Robust design optimization for a nonlinear system via Bayesian neural network enhanced polynomial dimensional decomposition
Hyunho Jang, Dongjin Lee
TL;DR
The paper tackles robust design optimization under substantial uncertainty and strong nonlinearity by fusing Bayesian neural networks with polynomial dimensional decomposition to enable rapid, reliable moment estimation. It introduces transformed random variables to fix PDD bases, an uncertainty-driven active learning loop to improve surrogate fidelity, and a multi-point single-step strategy to partition the design space and manage nonlinearities. The approach yields near-global optima with far fewer function evaluations than GP-based or Monte Carlo methods, demonstrated on a 10D Rastrigin benchmark (99.97% mean reduction) and a high-dimensional ERPMSM cogging torque design (94.75% mean and 88.56% std reduction) with only 6644 FE evaluations.
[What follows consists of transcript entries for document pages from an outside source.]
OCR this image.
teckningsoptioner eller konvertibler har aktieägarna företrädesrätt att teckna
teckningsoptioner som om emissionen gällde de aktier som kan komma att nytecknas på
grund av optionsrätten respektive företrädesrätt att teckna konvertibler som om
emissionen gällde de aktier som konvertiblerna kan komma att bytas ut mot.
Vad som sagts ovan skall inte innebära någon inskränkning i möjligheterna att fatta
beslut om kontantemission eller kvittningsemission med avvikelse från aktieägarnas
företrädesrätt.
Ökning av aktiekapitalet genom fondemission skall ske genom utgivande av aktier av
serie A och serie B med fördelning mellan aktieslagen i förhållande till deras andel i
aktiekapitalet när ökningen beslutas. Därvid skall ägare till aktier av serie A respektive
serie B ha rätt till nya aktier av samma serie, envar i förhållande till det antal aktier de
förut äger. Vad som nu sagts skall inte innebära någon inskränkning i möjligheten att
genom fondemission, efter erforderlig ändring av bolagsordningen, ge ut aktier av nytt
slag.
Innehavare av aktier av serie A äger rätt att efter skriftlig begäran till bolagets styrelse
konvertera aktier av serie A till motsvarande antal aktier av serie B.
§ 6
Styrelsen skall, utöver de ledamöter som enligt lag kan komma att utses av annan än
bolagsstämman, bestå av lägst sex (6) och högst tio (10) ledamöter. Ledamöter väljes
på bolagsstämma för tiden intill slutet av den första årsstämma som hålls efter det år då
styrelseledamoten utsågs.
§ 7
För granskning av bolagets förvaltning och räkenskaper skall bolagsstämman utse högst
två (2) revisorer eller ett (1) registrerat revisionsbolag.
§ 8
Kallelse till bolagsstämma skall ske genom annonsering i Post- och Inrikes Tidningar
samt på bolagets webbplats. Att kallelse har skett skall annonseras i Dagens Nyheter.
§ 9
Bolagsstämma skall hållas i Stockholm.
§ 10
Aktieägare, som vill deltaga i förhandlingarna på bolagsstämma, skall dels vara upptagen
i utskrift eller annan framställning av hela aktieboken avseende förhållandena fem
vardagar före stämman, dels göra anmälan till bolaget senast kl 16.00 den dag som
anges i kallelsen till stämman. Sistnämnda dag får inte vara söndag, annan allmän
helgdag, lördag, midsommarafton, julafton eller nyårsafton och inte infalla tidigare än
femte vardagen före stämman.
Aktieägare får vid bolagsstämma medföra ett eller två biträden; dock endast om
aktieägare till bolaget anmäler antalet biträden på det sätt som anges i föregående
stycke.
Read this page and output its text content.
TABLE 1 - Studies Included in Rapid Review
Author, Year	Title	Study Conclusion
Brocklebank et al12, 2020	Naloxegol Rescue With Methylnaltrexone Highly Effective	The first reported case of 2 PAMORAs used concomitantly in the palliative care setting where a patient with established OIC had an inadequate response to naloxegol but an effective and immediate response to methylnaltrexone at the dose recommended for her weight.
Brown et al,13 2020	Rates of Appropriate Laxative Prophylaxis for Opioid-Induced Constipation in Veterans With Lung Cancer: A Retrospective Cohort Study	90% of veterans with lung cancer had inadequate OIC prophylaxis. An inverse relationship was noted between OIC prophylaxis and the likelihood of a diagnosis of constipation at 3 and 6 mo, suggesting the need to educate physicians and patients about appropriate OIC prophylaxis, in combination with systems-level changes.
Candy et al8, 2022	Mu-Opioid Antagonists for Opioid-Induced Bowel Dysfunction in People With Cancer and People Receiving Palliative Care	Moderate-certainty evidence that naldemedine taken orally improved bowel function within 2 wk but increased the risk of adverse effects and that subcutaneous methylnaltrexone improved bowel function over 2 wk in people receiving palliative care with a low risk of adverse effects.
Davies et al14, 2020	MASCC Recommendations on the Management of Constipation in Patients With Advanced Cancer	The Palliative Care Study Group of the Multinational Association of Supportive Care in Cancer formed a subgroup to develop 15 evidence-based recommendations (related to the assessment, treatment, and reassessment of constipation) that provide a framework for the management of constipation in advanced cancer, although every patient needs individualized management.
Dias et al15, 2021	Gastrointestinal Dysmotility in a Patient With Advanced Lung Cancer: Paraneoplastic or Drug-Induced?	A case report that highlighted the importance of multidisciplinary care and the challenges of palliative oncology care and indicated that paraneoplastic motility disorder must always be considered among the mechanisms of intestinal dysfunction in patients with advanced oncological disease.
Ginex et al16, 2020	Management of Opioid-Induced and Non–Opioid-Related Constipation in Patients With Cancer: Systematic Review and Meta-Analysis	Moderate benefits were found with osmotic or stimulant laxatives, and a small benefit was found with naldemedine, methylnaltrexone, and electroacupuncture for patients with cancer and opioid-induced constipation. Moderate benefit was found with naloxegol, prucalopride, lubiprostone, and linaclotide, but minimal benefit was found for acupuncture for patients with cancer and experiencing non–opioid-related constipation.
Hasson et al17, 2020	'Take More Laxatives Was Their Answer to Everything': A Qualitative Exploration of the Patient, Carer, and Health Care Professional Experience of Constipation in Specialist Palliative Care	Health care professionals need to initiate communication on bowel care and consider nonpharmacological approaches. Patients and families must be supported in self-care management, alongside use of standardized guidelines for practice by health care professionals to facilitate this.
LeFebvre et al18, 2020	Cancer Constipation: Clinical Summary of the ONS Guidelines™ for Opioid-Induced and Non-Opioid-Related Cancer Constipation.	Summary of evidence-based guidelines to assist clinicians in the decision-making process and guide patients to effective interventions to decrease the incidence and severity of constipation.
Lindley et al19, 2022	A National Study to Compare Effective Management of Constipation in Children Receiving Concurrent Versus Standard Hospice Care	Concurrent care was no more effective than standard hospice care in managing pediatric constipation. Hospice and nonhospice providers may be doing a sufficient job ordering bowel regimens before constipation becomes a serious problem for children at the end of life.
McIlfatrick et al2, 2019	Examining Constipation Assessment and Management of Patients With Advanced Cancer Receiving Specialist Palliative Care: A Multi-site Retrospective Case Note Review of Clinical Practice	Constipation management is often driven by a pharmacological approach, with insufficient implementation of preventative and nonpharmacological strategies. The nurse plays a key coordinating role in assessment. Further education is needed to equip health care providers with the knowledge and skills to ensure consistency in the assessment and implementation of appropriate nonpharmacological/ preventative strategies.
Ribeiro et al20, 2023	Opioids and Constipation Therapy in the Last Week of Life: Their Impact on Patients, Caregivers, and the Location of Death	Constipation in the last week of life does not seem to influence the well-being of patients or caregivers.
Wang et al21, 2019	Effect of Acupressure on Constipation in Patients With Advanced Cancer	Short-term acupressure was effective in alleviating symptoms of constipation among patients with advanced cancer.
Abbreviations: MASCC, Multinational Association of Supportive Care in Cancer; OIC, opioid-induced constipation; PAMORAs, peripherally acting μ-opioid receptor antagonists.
This framework offers a practical, scalable path for robust design in complex engineering systems, albeit with additional computational overhead for BNN training and hyperparameter tuning that warrants future automation.
Abstract
Uncertainties such as manufacturing tolerances cause performance variations in complex engineering systems, making robust design optimization (RDO) essential. However, simulation-based RDO faces high computational cost for statistical moment estimation, and strong nonlinearity limits the accuracy of conventional surrogate models. This study proposes a novel RDO method that integrates Bayesian neural networks (BNN) with polynomial dimensional decomposition (PDD). The method employs uncertainty-based active learning to enhance BNN surrogate accuracy and a multi-point single-step strategy that partitions the design space into dynamically adjusted subregions, within which PDD analytically estimates statistical moments from BNN predictions. Validation through a mathematical benchmark and an electric motor shape optimization demonstrates that the method converges to robust optimal solutions with significantly fewer function evaluations. In the ten-dimensional benchmark, the proposed method achieved a 99.97% mean reduction, while Gaussian process-based and Monte Carlo approaches failed to locate the global optimum. In the motor design problem, the method reduced cogging torque by 94.75% with only 6644 finite element evaluations, confirming its computational efficiency for high-dimensional, strongly nonlinear engineering problems.